An airline’s CEO gets unlimited free travel, naturally. But United Airlines CEO Scott Kirby is unique. He and his family don’t just get to fly United for free. They can fly as much as they want on American Airlines, any flight in any class of service, as well.
That’s because Kirby was let go as President of American Airlines and immediately became President of United – in a move I hoped at the time would make both airlines better (it’s benefited United). This paved the way for Kirby to become CEO at United, since Oscar Munoz was always going to be something of a caretaker.
Given these unique travel benefits Kirby has, how should he think about his travel?
Q1: If Kirby wanted to fly, say.. from NYC to LAX, would UA or AA be the better choice for comfort in this scenario?

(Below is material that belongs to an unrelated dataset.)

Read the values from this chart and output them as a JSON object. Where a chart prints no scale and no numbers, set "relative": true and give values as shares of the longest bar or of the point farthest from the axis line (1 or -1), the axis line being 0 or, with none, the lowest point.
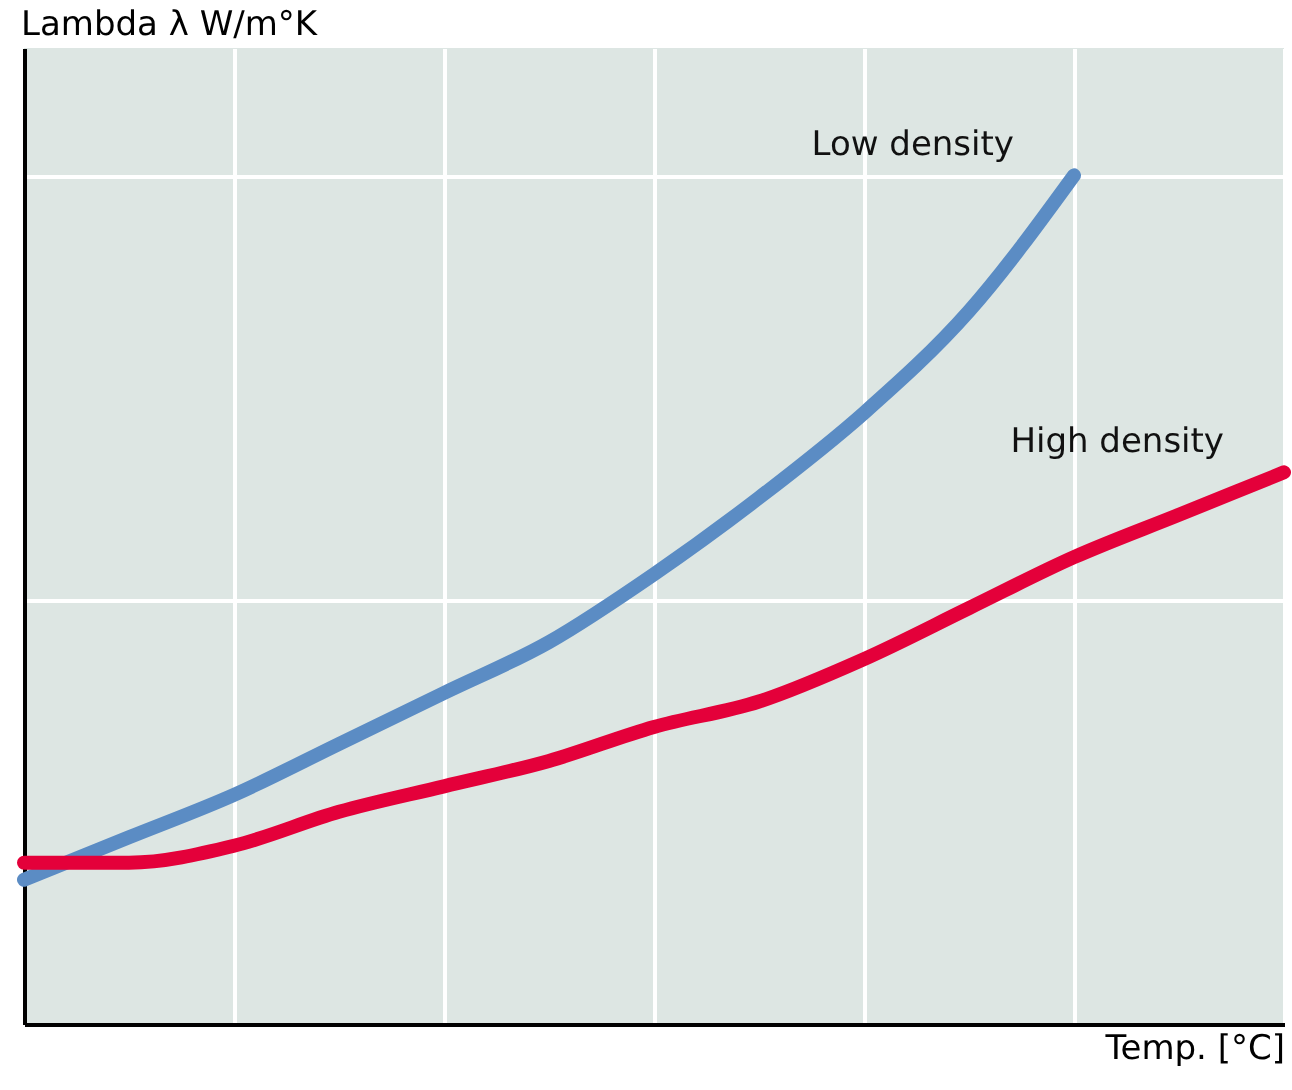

Q2: Would he get into F on AA or UA and would this travel on AA be considered non-rev or positive space?
Very curious about this. Thanks.
— mindbenderNine (@mindbendernine) August 28, 2021
Scott Kirby’s exit package not only included millions in cash and vesting of hundreds of thousands of shares in American Airlines, it also included lifetime travel on American for himself and his family.

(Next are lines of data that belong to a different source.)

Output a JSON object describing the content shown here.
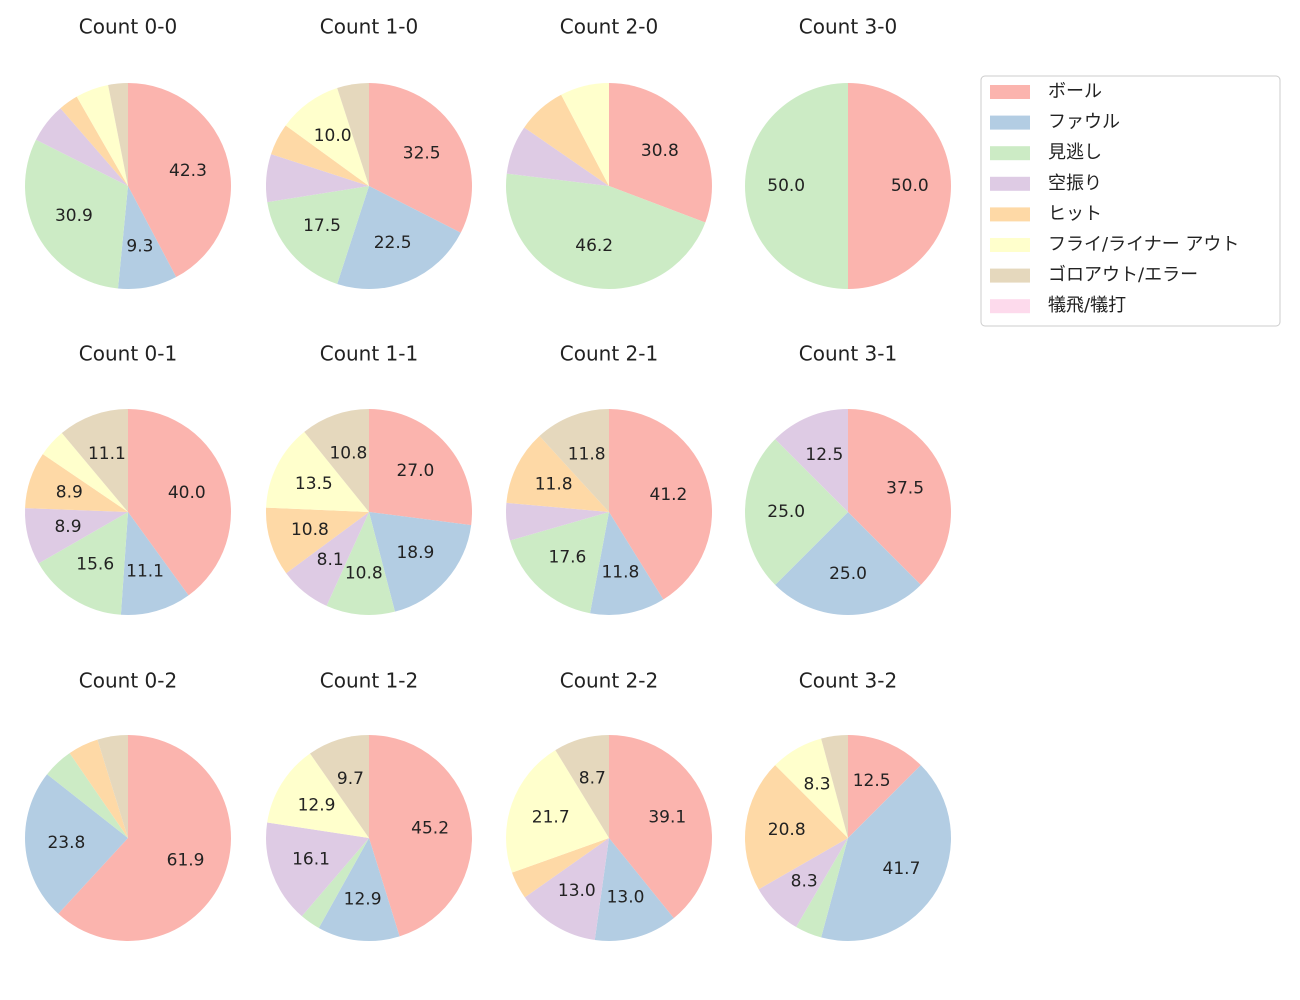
{
  "legend": {
    "entries": [
      "ボール",
      "ファウル",
      "見逃し",
      "空振り",
      "ヒット",
      "フライ/ライナー アウト",
      "ゴロアウト/エラー",
      "犠飛/犠打"
    ],
    "colors": [
      "#fbb4ae",
      "#b3cde3",
      "#ccebc5",
      "#decbe4",
      "#fed9a6",
      "#ffffcc",
      "#e5d8bd",
      "#fddaec"
    ],
    "position": "upper right"
  },
  "chart_data": [
    {
      "type": "pie",
      "title": "Count 0-0",
      "values": [
        42.3,
        9.3,
        30.9,
        6.2,
        3.1,
        5.2,
        3.1,
        0
      ],
      "value_labels": [
        "42.3",
        "9.3",
        "30.9",
        null,
        null,
        null,
        null,
        null
      ]
    },
    {
      "type": "pie",
      "title": "Count 1-0",
      "values": [
        32.5,
        22.5,
        17.5,
        7.5,
        5.0,
        10.0,
        5.0,
        0
      ],
      "value_labels": [
        "32.5",
        "22.5",
        "17.5",
        null,
        null,
        "10.0",
        null,
        null
      ]
    },
    {
      "type": "pie",
      "title": "Count 2-0",
      "values": [
        30.8,
        0,
        46.2,
        7.7,
        7.7,
        7.7,
        0,
        0
      ],
      "value_labels": [
        "30.8",
        null,
        "46.2",
        null,
        null,
        null,
        null,
        null
      ]
    },
    {
      "type": "pie",
      "title": "Count 3-0",
      "values": [
        50.0,
        0,
        50.0,
        0,
        0,
        0,
        0,
        0
      ],
      "value_labels": [
        "50.0",
        null,
        "50.0",
        null,
        null,
        null,
        null,
        null
      ]
    },
    {
      "type": "pie",
      "title": "Count 0-1",
      "values": [
        40.0,
        11.1,
        15.6,
        8.9,
        8.9,
        4.4,
        11.1,
        0
      ],
      "value_labels": [
        "40.0",
        "11.1",
        "15.6",
        "8.9",
        "8.9",
        null,
        "11.1",
        null
      ]
    },
    {
      "type": "pie",
      "title": "Count 1-1",
      "values": [
        27.0,
        18.9,
        10.8,
        8.1,
        10.8,
        13.5,
        10.8,
        0
      ],
      "value_labels": [
        "27.0",
        "18.9",
        "10.8",
        "8.1",
        "10.8",
        "13.5",
        "10.8",
        null
      ]
    },
    {
      "type": "pie",
      "title": "Count 2-1",
      "values": [
        41.2,
        11.8,
        17.6,
        5.9,
        11.8,
        0,
        11.8,
        0
      ],
      "value_labels": [
        "41.2",
        "11.8",
        "17.6",
        null,
        "11.8",
        null,
        "11.8",
        null
      ]
    },
    {
      "type": "pie",
      "title": "Count 3-1",
      "values": [
        37.5,
        25.0,
        25.0,
        12.5,
        0,
        0,
        0,
        0
      ],
      "value_labels": [
        "37.5",
        "25.0",
        "25.0",
        "12.5",
        null,
        null,
        null,
        null
      ]
    },
    {
      "type": "pie",
      "title": "Count 0-2",
      "values": [
        61.9,
        23.8,
        4.8,
        0,
        4.8,
        0,
        4.8,
        0
      ],
      "value_labels": [
        "61.9",
        "23.8",
        null,
        null,
        null,
        null,
        null,
        null
      ]
    },
    {
      "type": "pie",
      "title": "Count 1-2",
      "values": [
        45.2,
        12.9,
        3.2,
        16.1,
        0,
        12.9,
        9.7,
        0
      ],
      "value_labels": [
        "45.2",
        "12.9",
        null,
        "16.1",
        null,
        "12.9",
        "9.7",
        null
      ]
    },
    {
      "type": "pie",
      "title": "Count 2-2",
      "values": [
        39.1,
        13.0,
        0,
        13.0,
        4.3,
        21.7,
        8.7,
        0
      ],
      "value_labels": [
        "39.1",
        "13.0",
        null,
        "13.0",
        null,
        "21.7",
        "8.7",
        null
      ]
    },
    {
      "type": "pie",
      "title": "Count 3-2",
      "values": [
        12.5,
        41.7,
        4.2,
        8.3,
        20.8,
        8.3,
        4.2,
        0
      ],
      "value_labels": [
        "12.5",
        "41.7",
        null,
        "8.3",
        "20.8",
        "8.3",
        null,
        null
      ]
    }
  ]
}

Travel Privileges. Executive previously vested into lifetime travel privileges that include unlimited reserved travel in any class of service for Executive and Executive’s immediate family, including eligible dependent children, for personal purposes, access to Admirals Club travel lounges and 12 free round-trip passes, or 24 free one-way passes, each year for reserved travel for non-eligible family members and friends (collectively, “Travel Privileges”).
One caveat is that American Airlines won’t cover any taxes due on travel that Kirby receives from them for free. He can certainly afford the taxes. He can certainly afford to fly private. But this is all something he’d possibly factor into any decision.

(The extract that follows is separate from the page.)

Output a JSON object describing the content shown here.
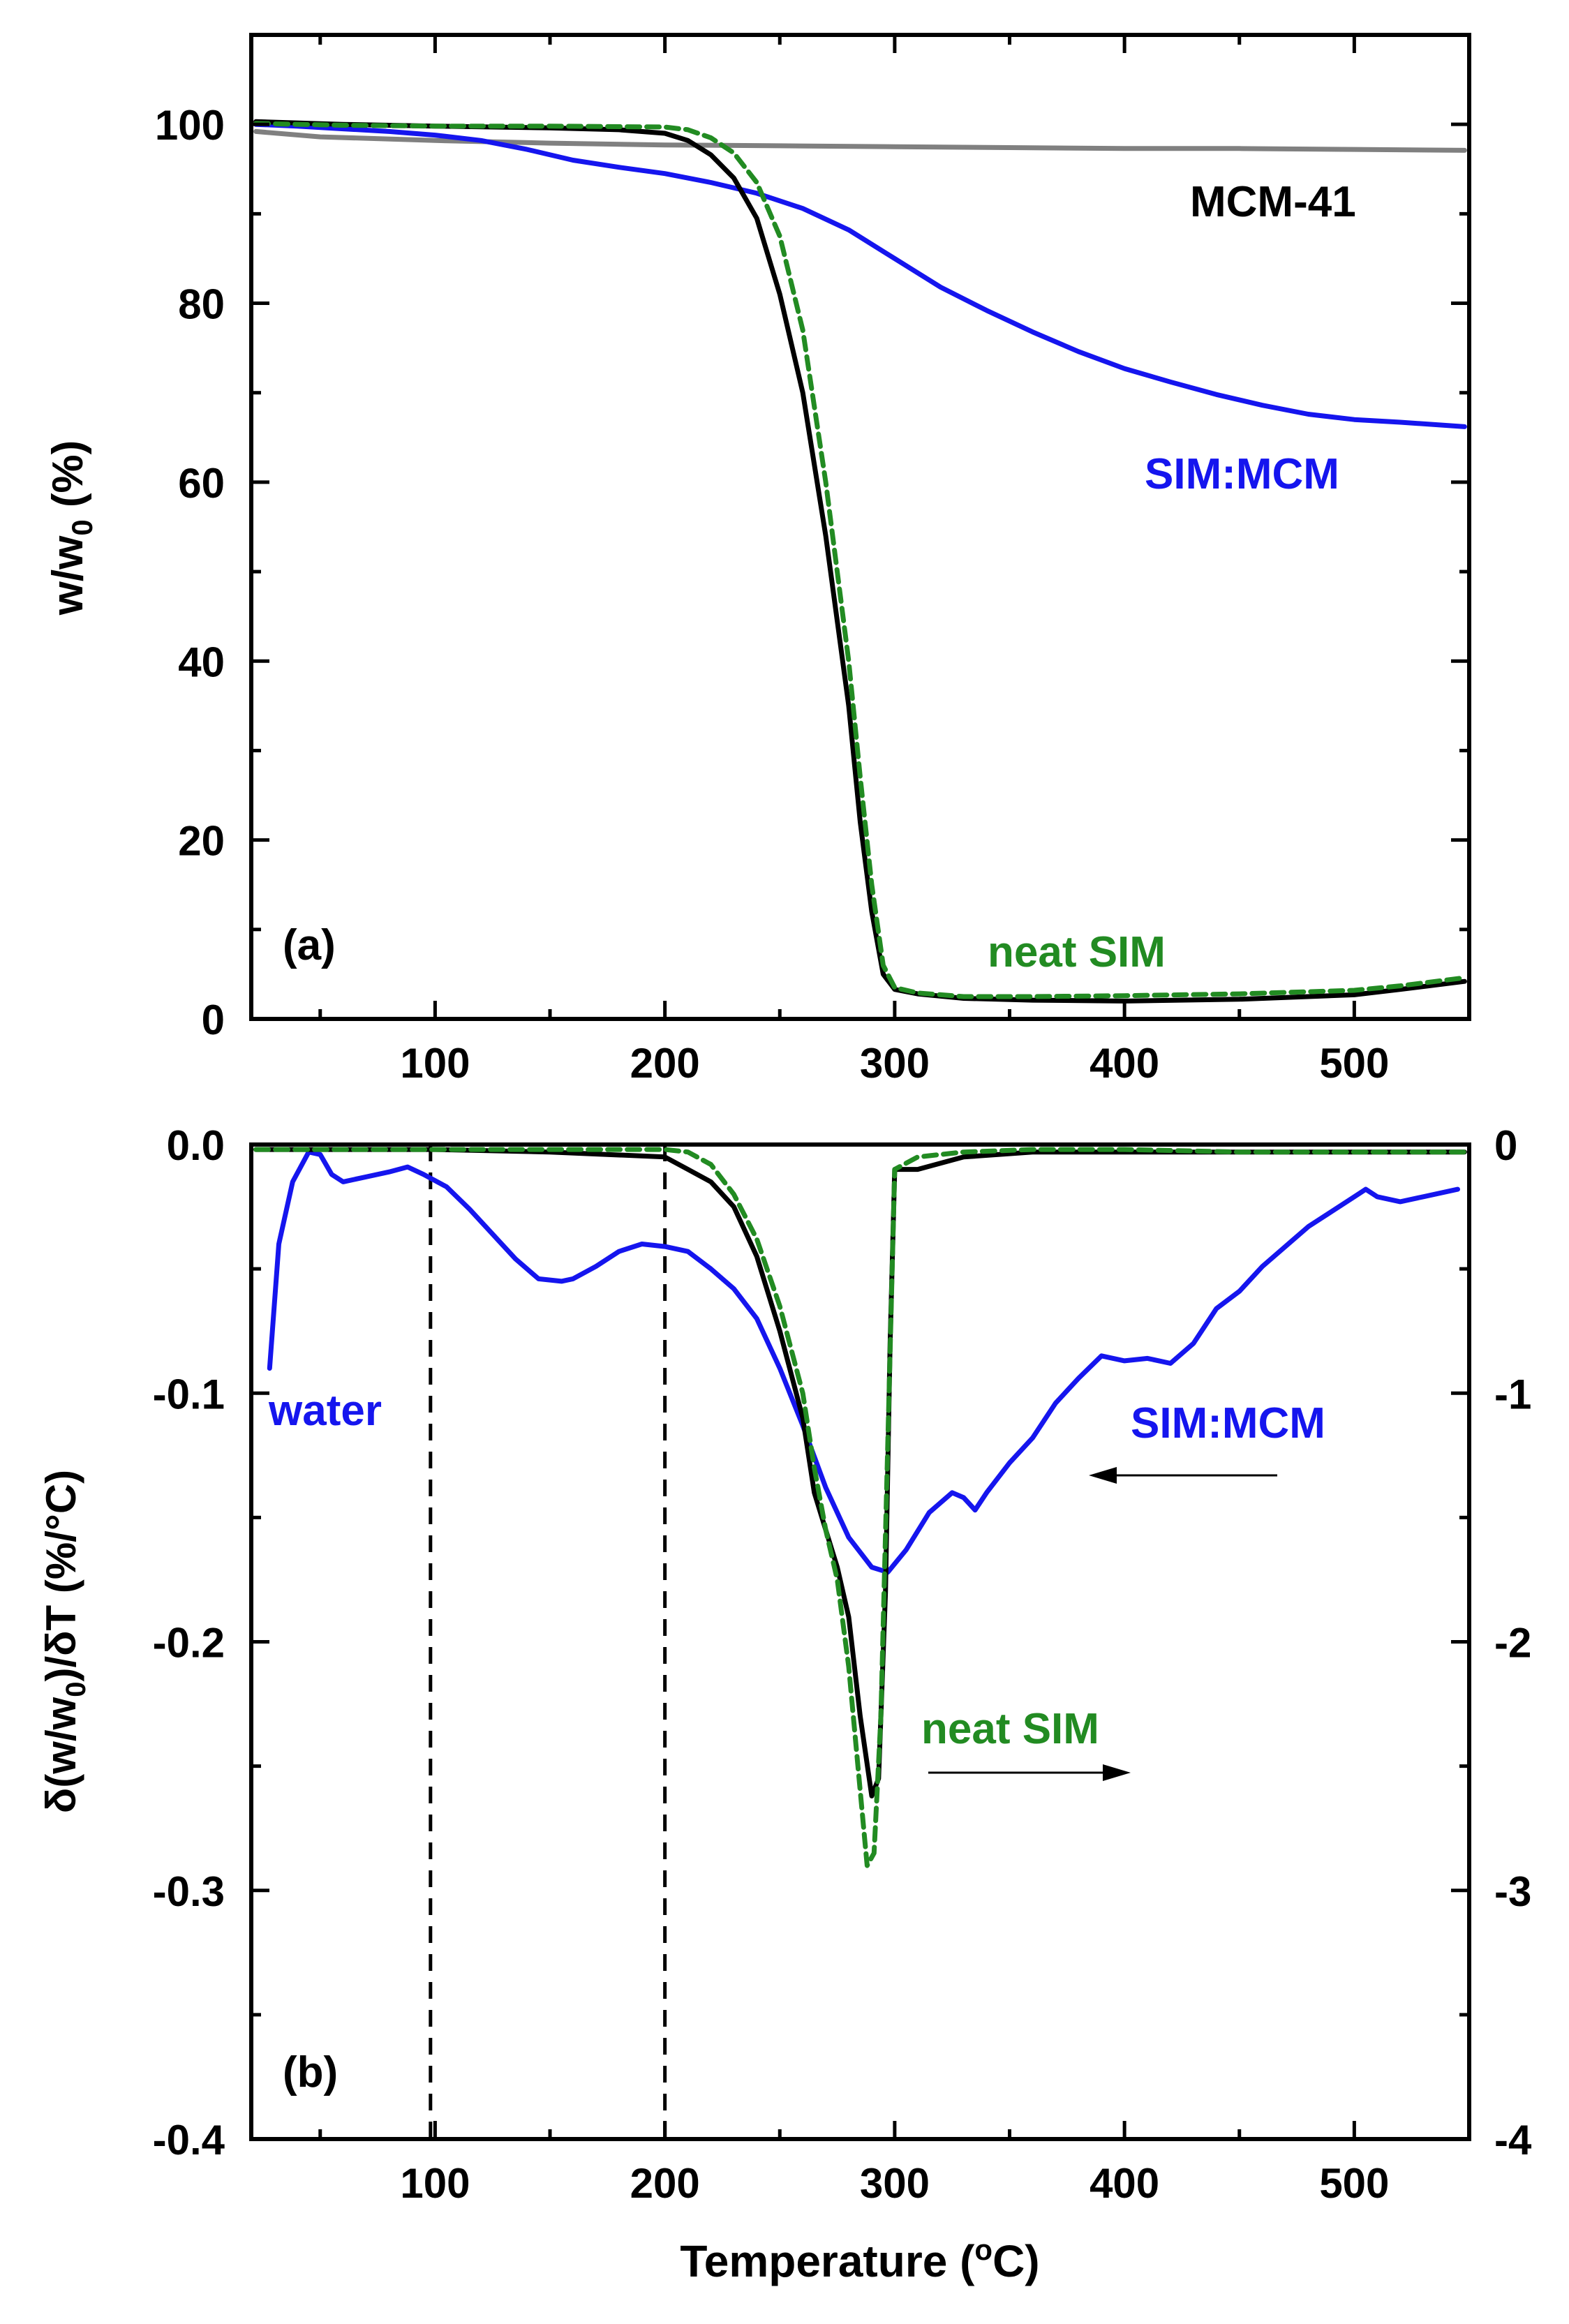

So, should Kirby take advantage of this benefit? There’s no question that Scott Kirby is going to fly United when he can. It would be a bad look to prefer another airline. However, on a given non-stop route where United competes against another airline, his own airline could be sold out with seats available on American. Delta’s one-time CFO Warren Jensen also proved it’s a bad look for an executive’s family to bump paying passengers.
Kirby is an in the weeds kind of guy. He’d check flight loads before insisting on flying United. And it’s actually not uncommon for a CEO to fly another carrier, Doug Parker last year flew Southwest when his own airline’s flight was booked solid and he didn’t want to bump a paying passenger.
If Kirby had a choice, though, what should he do? In the route example given, New York to Los Angeles, United and American compete head-to-head.
- United only has 2 flights a day at JFK, American is scheduling 11 into the future (we’ll see how many they keep). Regardless American offers greater frequency and convenience at JFK. Bring Newark back into the mix and they both have convenient options.
- United’s Polaris seats are an improvement over what came before, direct aisle access lie flat, but they’re tight.
American’s first class on the Airbus A321T is a better product with just 10 seats in the cabin arranged 1×1.
American Airlines A321T First Class Cabin
This is definitely advantage American, but if Kirby wanted to be cozy with a family member he might choose United or downgrade to American’s 2×2 business class.
American Airlines A321T Business Class
- United’s soft product is generally better than American’s, but at JFK American is re-opening its Flagship Lounge and Flagship First Dining. His explicit Admirals Club privileges in his termination deal notwithstanding, boarding passes would get him access to Flagship First Dining which is superior to the Polaris lounge at Newark (which does not yet have an announced re-opening plan).
Flagship First Dining New York JFK
Miami First Dining Corn Chowder With Corn Fritters
While Kirby’s agreement didn’t include a non-compete clause in exchange for a multi-million dollar cash payment and vesting of hundreds of thousands of shares of stock (oops!), it did contain confidentialy and non-solicitation clauses. Kirby wasn’t supposed to use American’s confidential information at United, and wasn’t supposed to entice executives over to his new airline. It would be interesting to dive into whether there was any violation in, for instance:
- His scrapping United’s basic economy plan, delaying the rollout, and mirroring what he’d planned for American (banning carry on bags especially)
- Adding inflight credit card solicitation at United, since he said it was based on his knowledge of the success of the practice at American
- Bringing over long-time henchman Andrew Nocella, now Chief Commerical Officer at United
American, though, didn’t pursue a claim. Kirby was the big winner. And he’s helped to steer United’s ship during a crisis (including some underhanded tactics against customers) and he’s helped improve the airline’s operation. American, on the other hand, chose to make Robert Isom its President and it hasn’t improved its operation in the same manner.
Kirby gets to be CEO, Doug Parker was in the way of that at American, and he gets unlimited lifetime travel on both airlines. That’s a great problem to have.